West End Girl isn’t the first confessional break-up record, and it won’t be the last. But it’s gratifying AF because Allen pulled off what so few women have the opportunity to do. To empower herself and work through the pain, she created a masterful, confessional work of art while exposing every facet of her heartache and snatched back control of her personal narrative in the process—the ultimate victory for any public figure. We can’t get enough of it because a) the record is genuinely really FCKNG good and b) she allows us behind the curtain in a way we, the public, never get to be.
My very favorite thing about this record and Lily Allen’s resulting victory lap is, she is a 40-year-old mother of two teenagers who put out what is sure to be a number one record. How many 40-year-old women, who have not made records in years, get to experience a musical resurgence like this?

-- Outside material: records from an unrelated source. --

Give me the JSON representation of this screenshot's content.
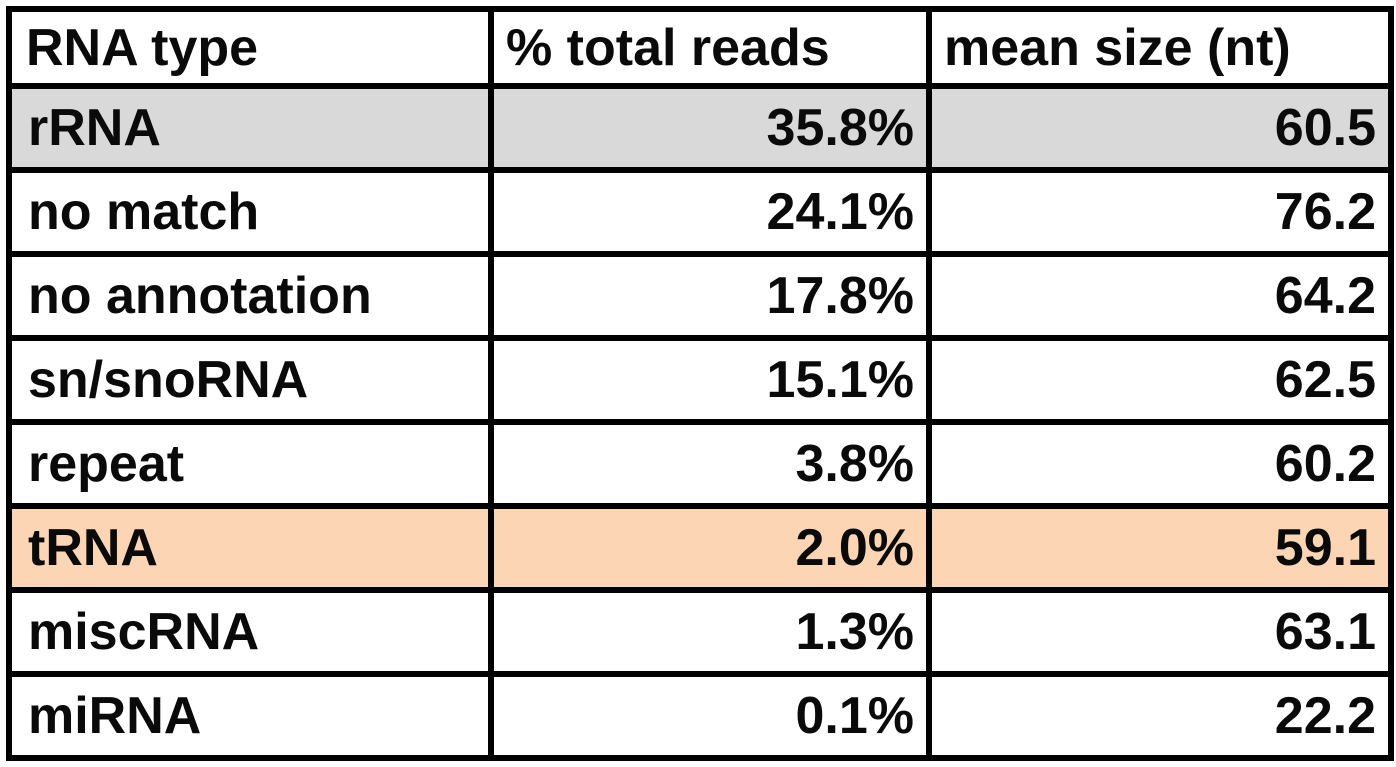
{
  "chart_data": {
    "type": "table",
    "columns": [
      "RNA type",
      "% total reads",
      "mean size (nt)"
    ],
    "rows": [
      {
        "type": "rRNA",
        "percent_total_reads": "35.8%",
        "mean_size_nt": "60.5",
        "highlight": "#d9d9d9"
      },
      {
        "type": "no match",
        "percent_total_reads": "24.1%",
        "mean_size_nt": "76.2",
        "highlight": "#ffffff"
      },
      {
        "type": "no annotation",
        "percent_total_reads": "17.8%",
        "mean_size_nt": "64.2",
        "highlight": "#ffffff"
      },
      {
        "type": "sn/snoRNA",
        "percent_total_reads": "15.1%",
        "mean_size_nt": "62.5",
        "highlight": "#ffffff"
      },
      {
        "type": "repeat",
        "percent_total_reads": "3.8%",
        "mean_size_nt": "60.2",
        "highlight": "#ffffff"
      },
      {
        "type": "tRNA",
        "percent_total_reads": "2.0%",
        "mean_size_nt": "59.1",
        "highlight": "#fcd5b4"
      },
      {
        "type": "miscRNA",
        "percent_total_reads": "1.3%",
        "mean_size_nt": "63.1",
        "highlight": "#ffffff"
      },
      {
        "type": "miRNA",
        "percent_total_reads": "0.1%",
        "mean_size_nt": "22.2",
        "highlight": "#ffffff"
      }
    ]
  }
}
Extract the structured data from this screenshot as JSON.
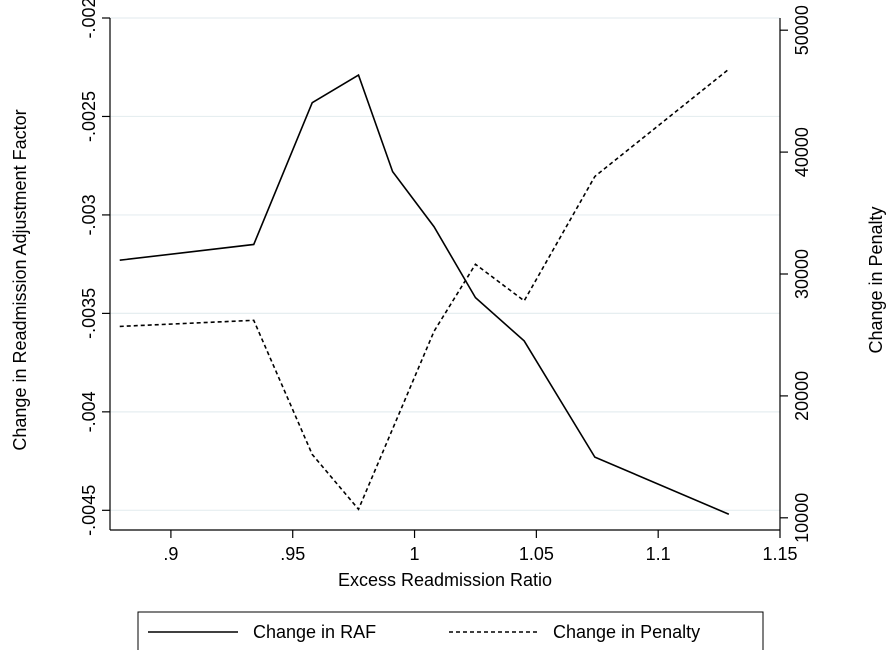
{
  "chart_data": {
    "type": "line",
    "title": "",
    "xlabel": "Excess Readmission Ratio",
    "ylabel": "Change in Readmission Adjustment Factor",
    "y2label": "Change in Penalty",
    "xlim": [
      0.875,
      1.15
    ],
    "ylim": [
      -0.0046,
      -0.002
    ],
    "y2lim": [
      9000,
      51000
    ],
    "grid": true,
    "legend_position": "bottom",
    "x_ticks": [
      0.9,
      0.95,
      1,
      1.05,
      1.1,
      1.15
    ],
    "x_tick_labels": [
      ".9",
      ".95",
      "1",
      "1.05",
      "1.1",
      "1.15"
    ],
    "y_ticks": [
      -0.002,
      -0.0025,
      -0.003,
      -0.0035,
      -0.004,
      -0.0045
    ],
    "y_tick_labels": [
      "-.002",
      "-.0025",
      "-.003",
      "-.0035",
      "-.004",
      "-.0045"
    ],
    "y2_ticks": [
      10000,
      20000,
      30000,
      40000,
      50000
    ],
    "y2_tick_labels": [
      "10000",
      "20000",
      "30000",
      "40000",
      "50000"
    ],
    "series": [
      {
        "name": "Change in RAF",
        "axis": "left",
        "style": "solid",
        "color": "#000000",
        "x": [
          0.879,
          0.934,
          0.958,
          0.977,
          0.991,
          1.008,
          1.025,
          1.045,
          1.074,
          1.129
        ],
        "values": [
          -0.00323,
          -0.00315,
          -0.00243,
          -0.00229,
          -0.00278,
          -0.00306,
          -0.00342,
          -0.00364,
          -0.00423,
          -0.00452
        ]
      },
      {
        "name": "Change in Penalty",
        "axis": "right",
        "style": "dashed",
        "color": "#000000",
        "x": [
          0.879,
          0.934,
          0.958,
          0.977,
          1.008,
          1.025,
          1.045,
          1.074,
          1.129
        ],
        "values": [
          25700,
          26200,
          15200,
          10700,
          25300,
          30800,
          27800,
          38000,
          46800
        ]
      }
    ]
  }
}
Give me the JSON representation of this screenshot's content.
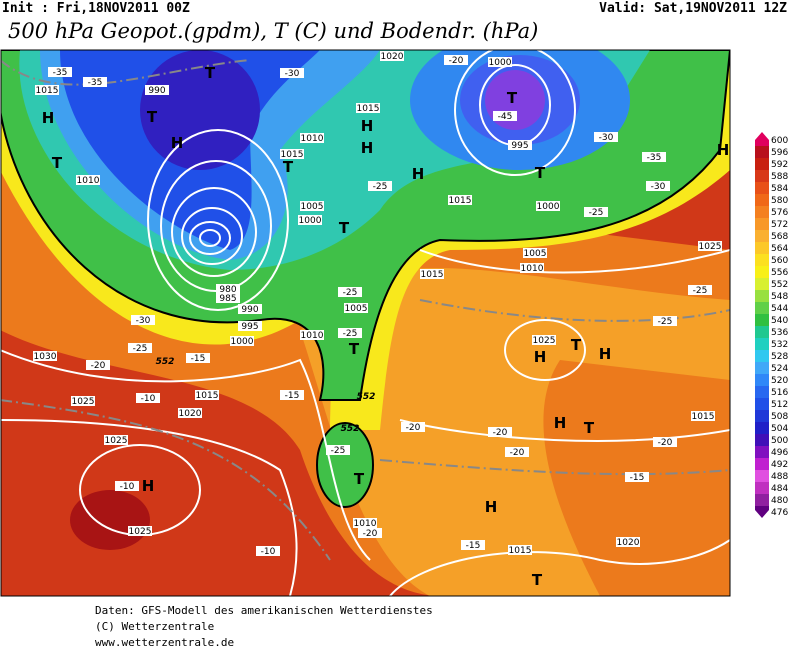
{
  "header": {
    "init": "Init : Fri,18NOV2011 00Z",
    "valid": "Valid: Sat,19NOV2011 12Z",
    "title": "500 hPa Geopot.(gpdm), T (C) und Bodendr. (hPa)"
  },
  "map": {
    "pressure_centers": [
      "T",
      "T",
      "H",
      "T",
      "H",
      "T",
      "H",
      "H",
      "T",
      "H",
      "T",
      "T",
      "T",
      "H",
      "T",
      "H",
      "H",
      "T",
      "H",
      "T",
      "H",
      "T",
      "H"
    ],
    "isobar_labels": [
      "1015",
      "990",
      "1010",
      "1020",
      "1015",
      "1010",
      "1015",
      "995",
      "1000",
      "1015",
      "1005",
      "1000",
      "1005",
      "1010",
      "1015",
      "1025",
      "1025",
      "1005",
      "1010",
      "1000",
      "995",
      "990",
      "985",
      "980",
      "1030",
      "1025",
      "1020",
      "1015",
      "1025",
      "1025",
      "1010",
      "1015",
      "1020",
      "1015",
      "1000"
    ],
    "temperature_labels": [
      "-35",
      "-35",
      "-30",
      "-20",
      "-45",
      "-30",
      "-35",
      "-30",
      "-25",
      "-25",
      "-25",
      "-25",
      "-25",
      "-25",
      "-30",
      "-25",
      "-20",
      "-15",
      "-15",
      "-10",
      "-20",
      "-20",
      "-20",
      "-20",
      "-15",
      "-15",
      "-10",
      "-10",
      "-25",
      "-20"
    ],
    "contour_labels": [
      "552",
      "552",
      "552"
    ]
  },
  "colorbar": {
    "levels": [
      600,
      596,
      592,
      588,
      584,
      580,
      576,
      572,
      568,
      564,
      560,
      556,
      552,
      548,
      544,
      540,
      536,
      532,
      528,
      524,
      520,
      516,
      512,
      508,
      504,
      500,
      496,
      492,
      488,
      484,
      480,
      476
    ],
    "colors": [
      "#e0005e",
      "#b8101c",
      "#c82010",
      "#d83818",
      "#e85018",
      "#f06818",
      "#f48020",
      "#f89828",
      "#fab030",
      "#fcc828",
      "#fce020",
      "#f8f018",
      "#d8f030",
      "#98e040",
      "#60d048",
      "#30c040",
      "#20c890",
      "#20d0c0",
      "#30c8f0",
      "#40a8f8",
      "#3088f8",
      "#2868f0",
      "#2050e8",
      "#2038d8",
      "#2020c8",
      "#4010b8",
      "#8010c0",
      "#c020d0",
      "#e050e0",
      "#c030c0",
      "#9020a0",
      "#600080"
    ]
  },
  "footer": {
    "line1": "Daten: GFS-Modell des amerikanischen Wetterdienstes",
    "line2": "(C) Wetterzentrale",
    "line3": "www.wetterzentrale.de"
  }
}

In the youth-driven world of pop music, it’s unheard of. She is a MUTHR, UNFCKD, and I couldn’t applaud more fervently.
Haven’t listened yet? What are you waiting for?
xo
MF


I love Lily Allen. Going through a very different, platonic breakup right now, I wholeheartedly feel for her. But it’s a bit much for me to handle. Not being the kind of guy who’d pull any of this David Harbour shit & simultaneously being the son of a notorious narcissistic cheat, I need to be in the right place mentally to listen to ‘West End Girl’ properly.

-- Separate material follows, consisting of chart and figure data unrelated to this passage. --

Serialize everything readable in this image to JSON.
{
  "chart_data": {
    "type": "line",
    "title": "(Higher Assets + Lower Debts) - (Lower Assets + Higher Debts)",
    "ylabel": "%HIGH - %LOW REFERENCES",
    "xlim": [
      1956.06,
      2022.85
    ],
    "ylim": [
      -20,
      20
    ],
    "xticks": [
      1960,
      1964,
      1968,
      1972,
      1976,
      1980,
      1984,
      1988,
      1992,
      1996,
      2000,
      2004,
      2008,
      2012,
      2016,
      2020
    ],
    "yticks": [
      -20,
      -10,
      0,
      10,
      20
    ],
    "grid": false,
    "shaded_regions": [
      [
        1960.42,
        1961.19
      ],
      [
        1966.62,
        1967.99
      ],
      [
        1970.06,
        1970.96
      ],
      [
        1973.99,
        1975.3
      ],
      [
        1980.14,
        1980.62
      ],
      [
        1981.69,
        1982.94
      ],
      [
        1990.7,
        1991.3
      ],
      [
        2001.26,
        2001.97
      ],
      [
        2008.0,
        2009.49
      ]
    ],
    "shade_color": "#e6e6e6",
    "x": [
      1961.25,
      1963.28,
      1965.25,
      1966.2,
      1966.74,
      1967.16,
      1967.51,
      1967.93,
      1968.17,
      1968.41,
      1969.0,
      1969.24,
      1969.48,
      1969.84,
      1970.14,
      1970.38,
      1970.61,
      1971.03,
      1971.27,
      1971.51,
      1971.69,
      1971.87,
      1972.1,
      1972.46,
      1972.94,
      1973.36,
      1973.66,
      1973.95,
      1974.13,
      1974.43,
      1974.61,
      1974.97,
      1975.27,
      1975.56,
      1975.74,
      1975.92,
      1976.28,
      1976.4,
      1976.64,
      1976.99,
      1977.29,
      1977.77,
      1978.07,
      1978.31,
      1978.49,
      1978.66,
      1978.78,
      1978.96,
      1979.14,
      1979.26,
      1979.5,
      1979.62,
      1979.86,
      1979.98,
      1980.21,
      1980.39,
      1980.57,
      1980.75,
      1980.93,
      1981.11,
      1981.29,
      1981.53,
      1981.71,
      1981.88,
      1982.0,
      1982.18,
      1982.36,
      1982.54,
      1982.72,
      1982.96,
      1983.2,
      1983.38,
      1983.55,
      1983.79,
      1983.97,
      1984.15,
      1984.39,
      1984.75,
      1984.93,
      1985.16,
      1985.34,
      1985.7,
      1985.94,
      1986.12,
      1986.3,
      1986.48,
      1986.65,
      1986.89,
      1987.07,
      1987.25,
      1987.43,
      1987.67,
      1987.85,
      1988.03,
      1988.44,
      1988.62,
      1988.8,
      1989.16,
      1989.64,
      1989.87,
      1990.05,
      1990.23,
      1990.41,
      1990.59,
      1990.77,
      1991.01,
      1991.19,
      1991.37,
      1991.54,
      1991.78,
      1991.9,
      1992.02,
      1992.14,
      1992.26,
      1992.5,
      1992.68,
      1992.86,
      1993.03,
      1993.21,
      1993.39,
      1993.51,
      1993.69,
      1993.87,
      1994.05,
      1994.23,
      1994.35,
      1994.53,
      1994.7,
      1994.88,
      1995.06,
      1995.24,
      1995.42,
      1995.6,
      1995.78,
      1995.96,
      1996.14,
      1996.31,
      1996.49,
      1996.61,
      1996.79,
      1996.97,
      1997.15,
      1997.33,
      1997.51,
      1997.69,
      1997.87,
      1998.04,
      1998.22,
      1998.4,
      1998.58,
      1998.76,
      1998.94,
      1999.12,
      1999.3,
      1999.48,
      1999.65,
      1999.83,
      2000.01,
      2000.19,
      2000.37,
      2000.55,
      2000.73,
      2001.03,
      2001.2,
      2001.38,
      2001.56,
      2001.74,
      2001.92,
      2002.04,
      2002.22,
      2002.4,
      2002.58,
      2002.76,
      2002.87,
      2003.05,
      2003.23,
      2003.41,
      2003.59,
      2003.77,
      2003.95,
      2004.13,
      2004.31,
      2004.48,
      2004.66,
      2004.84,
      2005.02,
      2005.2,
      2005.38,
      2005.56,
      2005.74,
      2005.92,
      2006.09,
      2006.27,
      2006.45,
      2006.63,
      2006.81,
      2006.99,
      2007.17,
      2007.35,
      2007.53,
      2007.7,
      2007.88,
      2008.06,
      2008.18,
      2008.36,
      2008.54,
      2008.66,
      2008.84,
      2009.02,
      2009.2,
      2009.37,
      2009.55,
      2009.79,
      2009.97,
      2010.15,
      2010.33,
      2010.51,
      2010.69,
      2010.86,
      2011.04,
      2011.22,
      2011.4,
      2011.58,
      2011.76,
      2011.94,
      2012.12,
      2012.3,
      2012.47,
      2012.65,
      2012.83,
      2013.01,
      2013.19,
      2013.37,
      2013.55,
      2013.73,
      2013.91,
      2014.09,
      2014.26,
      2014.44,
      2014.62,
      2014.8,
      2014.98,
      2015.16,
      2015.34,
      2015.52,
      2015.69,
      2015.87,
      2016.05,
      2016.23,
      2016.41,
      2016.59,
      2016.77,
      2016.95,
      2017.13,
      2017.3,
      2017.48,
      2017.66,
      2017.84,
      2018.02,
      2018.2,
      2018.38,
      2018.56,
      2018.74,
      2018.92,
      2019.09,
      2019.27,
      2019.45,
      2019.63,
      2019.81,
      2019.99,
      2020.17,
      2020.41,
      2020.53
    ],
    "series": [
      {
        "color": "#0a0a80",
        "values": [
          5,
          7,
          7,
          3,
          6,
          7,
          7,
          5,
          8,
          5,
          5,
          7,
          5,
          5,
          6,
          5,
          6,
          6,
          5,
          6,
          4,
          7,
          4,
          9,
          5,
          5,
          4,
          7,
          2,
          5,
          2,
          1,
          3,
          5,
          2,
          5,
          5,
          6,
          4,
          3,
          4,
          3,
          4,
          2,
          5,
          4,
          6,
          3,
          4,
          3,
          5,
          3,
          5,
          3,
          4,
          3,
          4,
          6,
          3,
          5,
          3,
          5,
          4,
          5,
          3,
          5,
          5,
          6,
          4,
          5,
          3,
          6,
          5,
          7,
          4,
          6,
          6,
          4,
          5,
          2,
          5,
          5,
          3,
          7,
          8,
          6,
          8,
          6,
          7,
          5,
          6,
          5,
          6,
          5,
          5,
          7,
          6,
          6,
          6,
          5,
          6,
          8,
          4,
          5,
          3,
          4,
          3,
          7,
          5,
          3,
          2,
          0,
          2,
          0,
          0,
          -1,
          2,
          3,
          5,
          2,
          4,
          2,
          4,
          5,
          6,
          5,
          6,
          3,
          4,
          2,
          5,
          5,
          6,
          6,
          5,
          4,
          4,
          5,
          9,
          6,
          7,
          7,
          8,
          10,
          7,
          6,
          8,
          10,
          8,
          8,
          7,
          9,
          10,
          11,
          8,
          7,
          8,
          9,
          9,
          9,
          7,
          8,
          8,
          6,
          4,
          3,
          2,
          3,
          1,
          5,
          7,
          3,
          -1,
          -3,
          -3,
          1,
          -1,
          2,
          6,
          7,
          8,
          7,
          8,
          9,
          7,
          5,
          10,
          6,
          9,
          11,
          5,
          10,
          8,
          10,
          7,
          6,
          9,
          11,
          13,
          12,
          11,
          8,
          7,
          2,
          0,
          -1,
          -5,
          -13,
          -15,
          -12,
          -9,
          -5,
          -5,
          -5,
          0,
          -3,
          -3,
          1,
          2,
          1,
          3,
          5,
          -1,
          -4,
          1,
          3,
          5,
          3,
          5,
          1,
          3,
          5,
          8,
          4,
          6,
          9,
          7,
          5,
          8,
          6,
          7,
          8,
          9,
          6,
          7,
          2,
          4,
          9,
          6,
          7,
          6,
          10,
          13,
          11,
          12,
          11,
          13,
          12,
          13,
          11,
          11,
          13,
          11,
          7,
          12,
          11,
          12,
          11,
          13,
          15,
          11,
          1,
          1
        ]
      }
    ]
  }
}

The biggest life lesson my dad taught me was don’t be like my dad. Whilst still married, he openly flirted with other women in front of my mom. When I was 4-5 years old he’d put me up to saying something provocative I didn’t understand to some attractive woman, a neighbor/a nurse/some colleague’s wife, to gauge their reaction. They’d both laugh, I’d be embarrassed. And if it didn’t get the reaction he wanted, he pull something like, “Kids say the damndest things.” So, yeah, people like Harbour disgust me more than they would most folks.
It was my whole morning! If we don’t get “who is Madeline, actually?” merch than what is the point of capitalism?